トッコンに、硬軟自在の芸達者パク・チュンフン、腐れ縁の相棒に、監督も務める才人イ・ギョンヨン、トッコンが惚れるクラブのホステスに、これが銀幕デビューで後にホン・サンス、キム・ギドク作品などに主演するソン・ヒョナ。おじさん達も賑やかで、長老に、大ベテラン、クク・チョンファン、副牧師に、「猟奇的な彼女」とかお馴染みキム・イル、幽霊で現れるトッコンの父親に、「孤独がもがく時」などで名演ヤン・テクチョ。ちょい役が驚くような豪華陣で、長老の息子と娘には、何と銀幕デビューのチャ・テヒョンとデビュー2本目コ・ソヨン、区役所の受け付けに、やはりデビュー美形ト・ジウォン、極めつけは、クラブのママに、デビュー2本目チェ・ジウ。ちなみに、チェ・ジョンウォンは、似合わない長髪の笑えるインチキ宗教教祖役。

偽牧師と云えばチャップリンの名作がありますが、泥臭いブラックさでは、はるかに上を行っているでしょう。勿論、チンピラ流のやり方で信者の悩みを解決したりもしますが、終盤まで卑劣なチンピラが、1億ウォンのために右往左往する様は、いかにもコリアン・テイストなコメディになっています。まさにアジア通貨危機ど真ん中の1997年ですが、不況に打ちひしがれ宗教に救いを求める庶民と、その上前をはねようとする小悪党、という構図は、それだけで充分にブラックな雰囲気タップリと云えるでしょう。パク・チュンフンはこの頃からベラボーに巧いと思います。イ・ギョンヨンと組んだバディ・ムービーの匂いもあり、色っぽいソン・ヒョナとの絡みもあり、一方で、妖しげな説話をでっち上げるチンピラの人物造型は見事で、ラスト近くの演説ではホロリとさせながら、ラストシーンでやはりずっこける、みたいな演技の多彩さによって、既に何度も受賞している映画賞に、百想の最優秀演技賞を追加することになります。

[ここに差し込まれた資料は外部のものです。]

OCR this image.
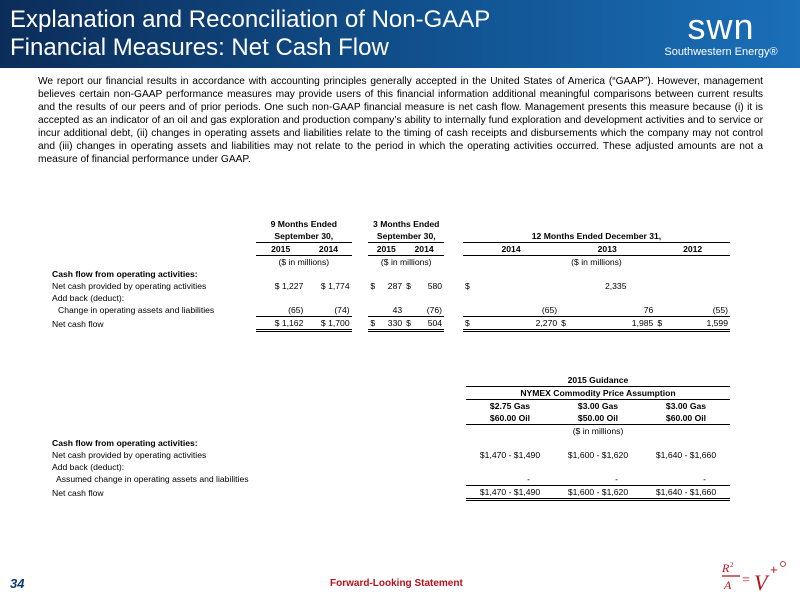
Explanation and Reconciliation of Non-GAAP
Financial Measures: Net Cash Flow
swn
Southwestern Energy®
We report our financial results in accordance with accounting principles generally accepted in the United States of America (“GAAP”). However, management believes certain non-GAAP performance measures may provide users of this financial information additional meaningful comparisons between current results and the results of our peers and of prior periods. One such non-GAAP financial measure is net cash flow. Management presents this measure because (i) it is accepted as an indicator of an oil and gas exploration and production company’s ability to internally fund exploration and development activities and to service or incur additional debt, (ii) changes in operating assets and liabilities relate to the timing of cash receipts and disbursements which the company may not control and (iii) changes in operating assets and liabilities may not relate to the period in which the operating activities occurred. These adjusted amounts are not a measure of financial performance under GAAP.
	9 Months Ended			3 Months Ended									
	September 30,			September 30,					12 Months Ended December 31,				
	2015	2014		2015		2014			2014		2013		2012
	($ in millions)			($ in millions)					($ in millions)				
Cash flow from operating activities:													
Net cash provided by operating activities	$ 1,227	$ 1,774		$	287	$	580		$		2,335		
Add back (deduct):													
Change in operating assets and liabilities	(65)	(74)		43		(76)			(65)		76		(55)
Net cash flow	$ 1,162	$ 1,700		$	330	$	504		$	2,270	$	1,985	$ 1,599
	2015 Guidance		
	NYMEX Commodity Price Assumption		
	$2.75 Gas	$3.00 Gas	$3.00 Gas
	$60.00 Oil	$50.00 Oil	$60.00 Oil
	($ in millions)		
Cash flow from operating activities:			
Net cash provided by operating activities	$1,470 - $1,490	$1,600 - $1,620	$1,640 - $1,660
Add back (deduct):			
Assumed change in operating assets and liabilities	-	-	-
Net cash flow	$1,470 - $1,490	$1,600 - $1,620	$1,640 - $1,660
34	Forward-Looking Statement
R 2
A = V
+
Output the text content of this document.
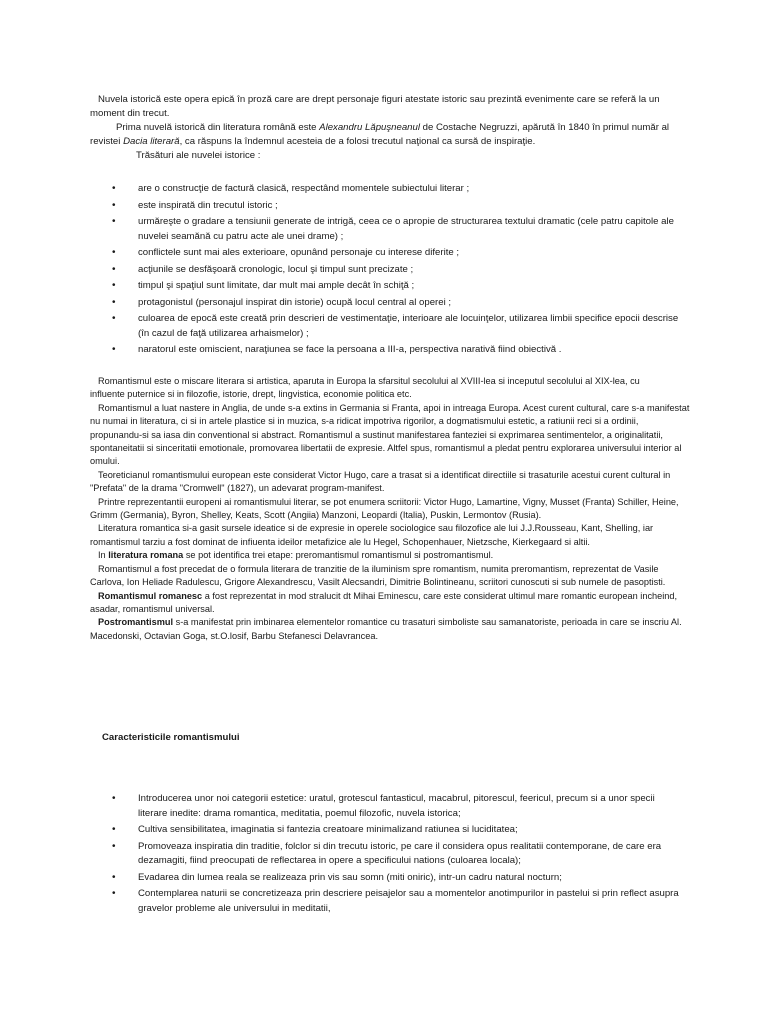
Nuvela istorică este opera epică în proză care are drept personaje figuri atestate istoric sau prezintă evenimente care se referă la un moment din trecut.

Prima nuvelă istorică din literatura română este Alexandru Lăpuşneanul de Costache Negruzzi, apărută în 1840 în primul număr al revistei Dacia literară, ca răspuns la îndemnul acesteia de a folosi trecutul naţional ca sursă de inspiraţie.

Trăsături ale nuvelei istorice :

• are o construcţie de factură clasică, respectând momentele subiectului literar ;
• este inspirată din trecutul istoric ;
• urmăreşte o gradare a tensiunii generate de intrigă, ceea ce o apropie de structurarea textului dramatic (cele patru capitole ale nuvelei seamănă cu patru acte ale unei drame) ;
• conflictele sunt mai ales exterioare, opunând personaje cu interese diferite ;
• acţiunile se desfăşoară cronologic, locul şi timpul sunt precizate ;
• timpul şi spaţiul sunt limitate, dar mult mai ample decât în schiţă ;
• protagonistul (personajul inspirat din istorie) ocupă locul central al operei ;
• culoarea de epocă este creată prin descrieri de vestimentaţie, interioare ale locuinţelor, utilizarea limbii specifice epocii descrise (în cazul de faţă utilizarea arhaismelor) ;
• naratorul este omiscient, naraţiunea se face la persoana a III-a, perspectiva narativă fiind obiectivă .

Romantismul este o miscare literara si artistica, aparuta in Europa la sfarsitul secolului al XVIII-lea si inceputul secolului al XIX-lea, cu

influente puternice si in filozofie, istorie, drept, lingvistica, economie politica etc.

Romantismul a luat nastere in Anglia, de unde s-a extins in Germania si Franta, apoi in intreaga Europa. Acest curent cultural, care s-a manifestat nu numai in literatura, ci si in artele plastice si in muzica, s-a ridicat impotriva rigorilor, a dogmatismului estetic, a ratiunii reci si a ordinii, propunandu-si sa iasa din conventional si abstract. Romantismul a sustinut manifestarea fanteziei si exprimarea sentimentelor, a originalitatii, spontaneitatii si sinceritatii emotionale, promovarea libertatii de expresie. Altfel spus, romantismul a pledat pentru explorarea universului interior al omului.

Teoreticianul romantismului european este considerat Victor Hugo, care a trasat si a identificat directiile si trasaturile acestui curent cultural in "Prefata" de la drama "Cromwell" (1827), un adevarat program-manifest.

Printre reprezentantii europeni ai romantismului literar, se pot enumera scriitorii: Victor Hugo, Lamartine, Vigny, Musset (Franta) Schiller, Heine, Grimm (Germania), Byron, Shelley, Keats, Scott (Angiia) Manzoni, Leopardi (Italia), Puskin, Lermontov (Rusia).

Literatura romantica si-a gasit sursele ideatice si de expresie in operele sociologice sau filozofice ale lui J.J.Rousseau, Kant, Shelling, iar romantismul tarziu a fost dominat de infiuenta ideilor metafizice ale lu Hegel, Schopenhauer, Nietzsche, Kierkegaard si altii.

In literatura romana se pot identifica trei etape: preromantismul romantismul si postromantismul.

Romantismul a fost precedat de o formula literara de tranzitie de la iluminism spre romantism, numita preromantism, reprezentat de Vasile Carlova, Ion Heliade Radulescu, Grigore Alexandrescu, Vasilt Alecsandri, Dimitrie Bolintineanu, scriitori cunoscuti si sub numele de pasoptisti.

Romantismul romanesc a fost reprezentat in mod stralucit dt Mihai Eminescu, care este considerat ultimul mare romantic european incheind, asadar, romantismul universal.

Postromantismul s-a manifestat prin imbinarea elementelor romantice cu trasaturi simboliste sau samanatoriste, perioada in care se inscriu Al. Macedonski, Octavian Goga, st.O.losif, Barbu Stefanesci Delavrancea.

Caracteristicile romantismului
• Introducerea unor noi categorii estetice: uratul, grotescul fantasticul, macabrul, pitorescul, feericul, precum si a unor specii literare inedite: drama romantica, meditatia, poemul filozofic, nuvela istorica;
• Cultiva sensibilitatea, imaginatia si fantezia creatoare minimalizand ratiunea si luciditatea;
• Promoveaza inspiratia din traditie, folclor si din trecutu istoric, pe care il considera opus realitatii contemporane, de care era dezamagiti, fiind preocupati de reflectarea in opere a specificului nations (culoarea locala);
• Evadarea din lumea reala se realizeaza prin vis sau somn (miti oniric), intr-un cadru natural nocturn;
• Contemplarea naturii se concretizeaza prin descriere peisajelor sau a momentelor anotimpurilor in pastelui si prin reflect asupra gravelor probleme ale universului in meditatii,
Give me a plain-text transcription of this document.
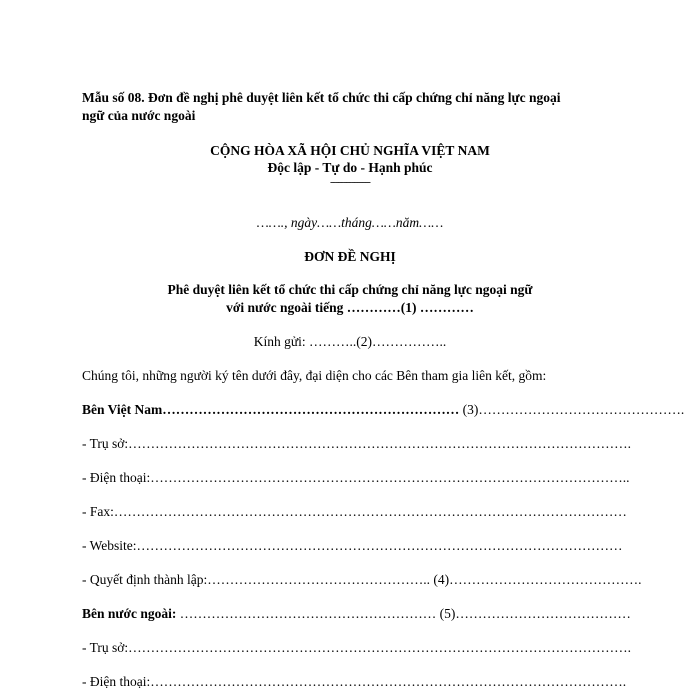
Mẫu số 08. Đơn đề nghị phê duyệt liên kết tổ chức thi cấp chứng chỉ năng lực ngoại
ngữ của nước ngoài
CỘNG HÒA XÃ HỘI CHỦ NGHĨA VIỆT NAM
Độc lập - Tự do - Hạnh phúc
---------------
……., ngày……tháng……năm……
ĐƠN ĐỀ NGHỊ
Phê duyệt liên kết tổ chức thi cấp chứng chỉ năng lực ngoại ngữ
với nước ngoài tiếng …………(1) …………
Kính gửi: ………..(2)……………..
Chúng tôi, những người ký tên dưới đây, đại diện cho các Bên tham gia liên kết, gồm:
Bên Việt Nam………………………………………………………… (3)……………………………………….
- Trụ sở:………………………………………………………………………………………………….
- Điện thoại:……………………………………………………………………………………………..
- Fax:……………………………………………………………………………………………………
- Website:………………………………………………………………………………………………
- Quyết định thành lập:………………………………………….. (4)…………………………………….
Bên nước ngoài: ………………………………………………… (5)…………………………………
- Trụ sở:………………………………………………………………………………………………….
- Điện thoại:…………………………………………………………………………………………….
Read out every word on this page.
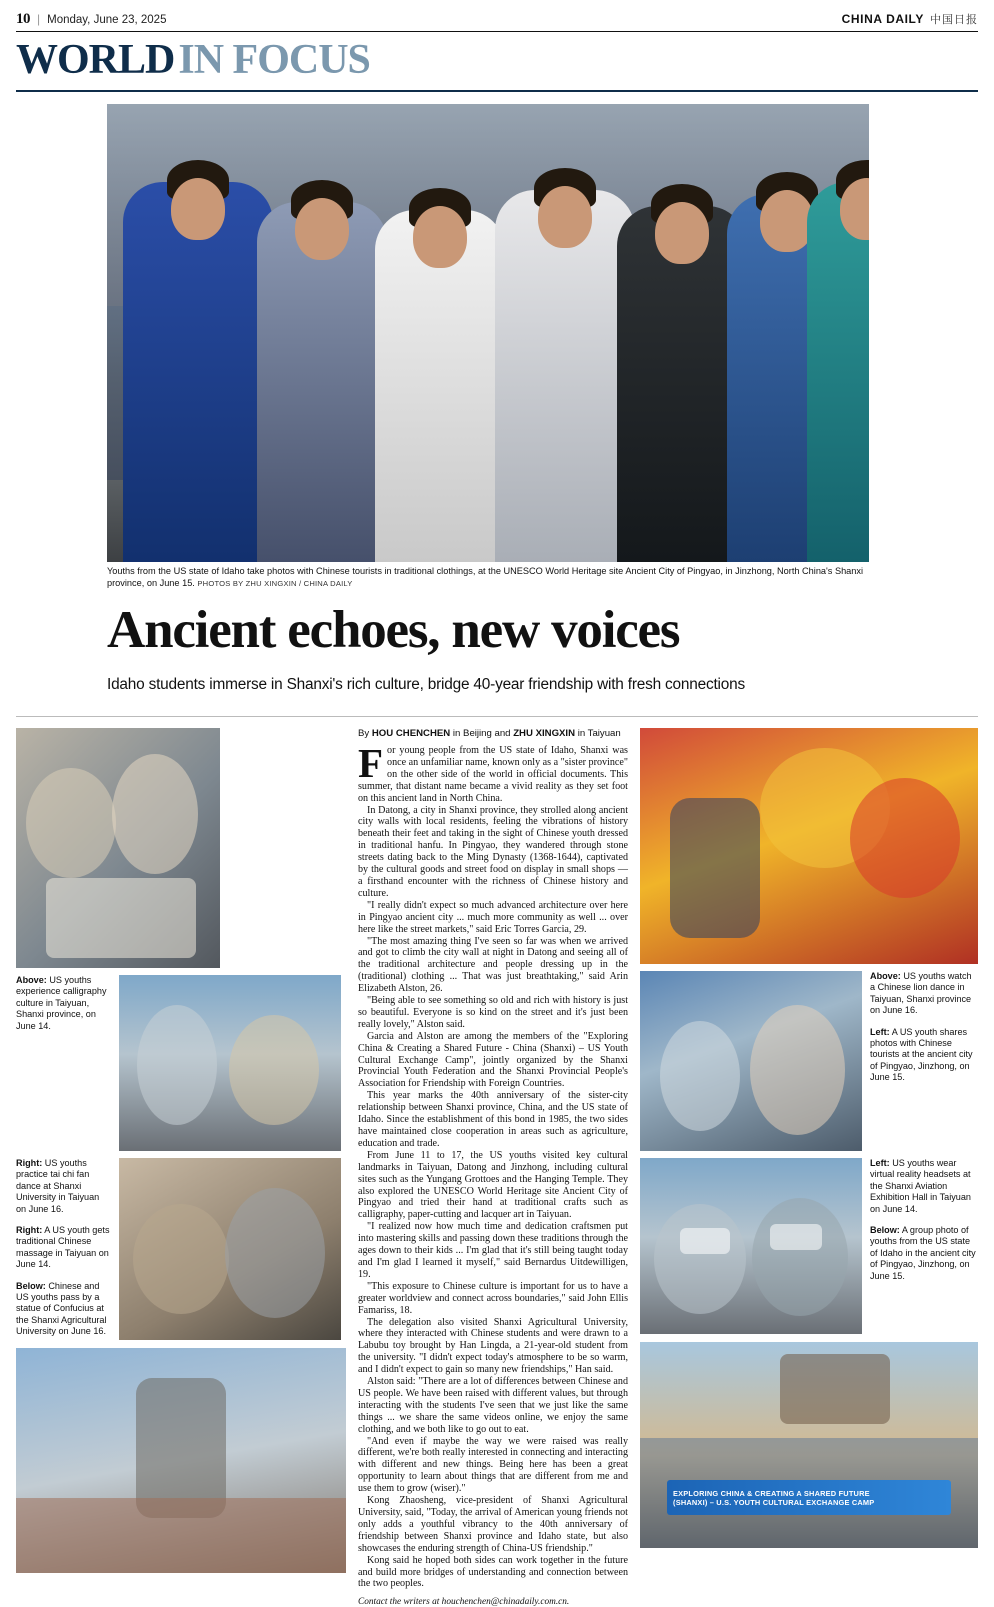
10 | Monday, June 23, 2025	CHINA DAILY 中国日报
WORLD IN FOCUS
Youths from the US state of Idaho take photos with Chinese tourists in traditional clothings, at the UNESCO World Heritage site Ancient City of Pingyao, in Jinzhong, North China's Shanxi province, on June 15. PHOTOS BY ZHU XINGXIN / CHINA DAILY
Ancient echoes, new voices
Idaho students immerse in Shanxi's rich culture, bridge 40-year friendship with fresh connections
Above: US youths experience calligraphy culture in Taiyuan, Shanxi province, on June 14.
Right: US youths practice tai chi fan dance at Shanxi University in Taiyuan on June 16.
Right: A US youth gets traditional Chinese massage in Taiyuan on June 14.
Below: Chinese and US youths pass by a statue of Confucius at the Shanxi Agricultural University on June 16.
By HOU CHENCHEN in Beijing and ZHU XINGXIN in Taiyuan

For young people from the US state of Idaho, Shanxi was once an unfamiliar name, known only as a "sister province" on the other side of the world in official documents. This summer, that distant name became a vivid reality as they set foot on this ancient land in North China.

In Datong, a city in Shanxi province, they strolled along ancient city walls with local residents, feeling the vibrations of history beneath their feet and taking in the sight of Chinese youth dressed in traditional hanfu. In Pingyao, they wandered through stone streets dating back to the Ming Dynasty (1368-1644), captivated by the cultural goods and street food on display in small shops — a firsthand encounter with the richness of Chinese history and culture.

"I really didn't expect so much advanced architecture over here in Pingyao ancient city ... much more community as well ... over here like the street markets," said Eric Torres Garcia, 29.

"The most amazing thing I've seen so far was when we arrived and got to climb the city wall at night in Datong and seeing all of the traditional architecture and people dressing up in the (traditional) clothing ... That was just breathtaking," said Arin Elizabeth Alston, 26.

"Being able to see something so old and rich with history is just so beautiful. Everyone is so kind on the street and it's just been really lovely," Alston said.

Garcia and Alston are among the members of the "Exploring China & Creating a Shared Future - China (Shanxi) – US Youth Cultural Exchange Camp", jointly organized by the Shanxi Provincial Youth Federation and the Shanxi Provincial People's Association for Friendship with Foreign Countries.

This year marks the 40th anniversary of the sister-city relationship between Shanxi province, China, and the US state of Idaho. Since the establishment of this bond in 1985, the two sides have maintained close cooperation in areas such as agriculture, education and trade.

From June 11 to 17, the US youths visited key cultural landmarks in Taiyuan, Datong and Jinzhong, including cultural sites such as the Yungang Grottoes and the Hanging Temple. They also explored the UNESCO World Heritage site Ancient City of Pingyao and tried their hand at traditional crafts such as calligraphy, paper-cutting and lacquer art in Taiyuan.

"I realized now how much time and dedication craftsmen put into mastering skills and passing down these traditions through the ages down to their kids ... I'm glad that it's still being taught today and I'm glad I learned it myself," said Bernardus Uitdewilligen, 19.

"This exposure to Chinese culture is important for us to have a greater worldview and connect across boundaries," said John Ellis Famariss, 18.

The delegation also visited Shanxi Agricultural University, where they interacted with Chinese students and were drawn to a Labubu toy brought by Han Lingda, a 21-year-old student from the university. "I didn't expect today's atmosphere to be so warm, and I didn't expect to gain so many new friendships," Han said.

Alston said: "There are a lot of differences between Chinese and US people. We have been raised with different values, but through interacting with the students I've seen that we just like the same things ... we share the same videos online, we enjoy the same clothing, and we both like to go out to eat.

"And even if maybe the way we were raised was really different, we're both really interested in connecting and interacting with different and new things. Being here has been a great opportunity to learn about things that are different from me and use them to grow (wiser)."

Kong Zhaosheng, vice-president of Shanxi Agricultural University, said, "Today, the arrival of American young friends not only adds a youthful vibrancy to the 40th anniversary of friendship between Shanxi province and Idaho state, but also showcases the enduring strength of China-US friendship."

Kong said he hoped both sides can work together in the future and build more bridges of understanding and connection between the two peoples.

Contact the writers at houchenchen@chinadaily.com.cn.
Above: US youths watch a Chinese lion dance in Taiyuan, Shanxi province on June 16.
Left: A US youth shares photos with Chinese tourists at the ancient city of Pingyao, Jinzhong, on June 15.
Left: US youths wear virtual reality headsets at the Shanxi Aviation Exhibition Hall in Taiyuan on June 14.
Below: A group photo of youths from the US state of Idaho in the ancient city of Pingyao, Jinzhong, on June 15.
EXPLORING CHINA & CREATING A SHARED FUTURE
(SHANXI) – U.S. YOUTH CULTURAL EXCHANGE CAMP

テーマが宗教だけにさすがにある程度のブレーキが利いているのか、爆発力や弾け方がちょっと抑え目になっていて、多少の欲求不満感は残るものの、パク・チュンフンの縦横無尽の演技を観るだけでも十二分に価値を感じるコメディだと思います。

それにしても、パンク・ファッションでいきがるチャ・テヒョンも、女優希望でオーディションを受けまくるコ・ソヨンも、かなり爆笑ものですし、やたら濃い化粧で崩れた感じのチェ・ジウもなかなかの見物です。